Last year's so-called "DeepSeek shock" sparked a sell-off of AI-related shares and a reckoning on business strategy in what was also described as a "Sputnik moment" for the industry.
The chatbot performed at a similar level to ChatGPT and other top American offerings, but the company said it had taken significantly less computing power to develop.
However, its sudden popularity raised questions over data privacy and censorship, with the chatbot often refusing to answer questions on sensitive topics such as the 1989 Tiananmen crackdown.
DeepSeek's AI tools have been widely adopted by Chinese municipalities and healthcare institutions as well as the financial sector and other businesses.
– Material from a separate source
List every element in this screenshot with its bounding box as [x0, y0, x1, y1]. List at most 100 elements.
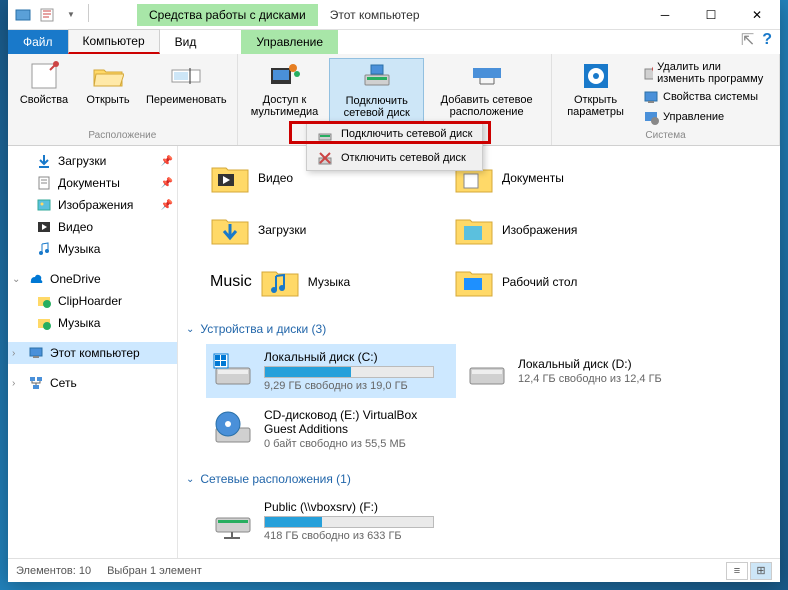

This has been partly driven by DeepSeek's decision to make its systems open source, with their inner workings public -- in contrast to the proprietary models sold by OpenAI and other Western rivals.
But the White House has accused Chinese firms of vying to "steal" American technology, ahead of an expected summit between Donald Trump and Xi Jinping in Beijing next month.
"The US has evidence that foreign entities, primarily in China, are running industrial-scale distillation campaigns to steal American AI," Trump's science and technology chief advisor Michael Kratsios said in a post on X.
Distillation is a common practice within AI development, often used by companies to create cheaper, smaller versions of their own models.
"The US claims are entirely baseless," Chinese foreign ministry spokesman Guo Jiakun told a news conference in Beijing. "They are a slanderous smear against the achievements of China's artificial intelligence industry."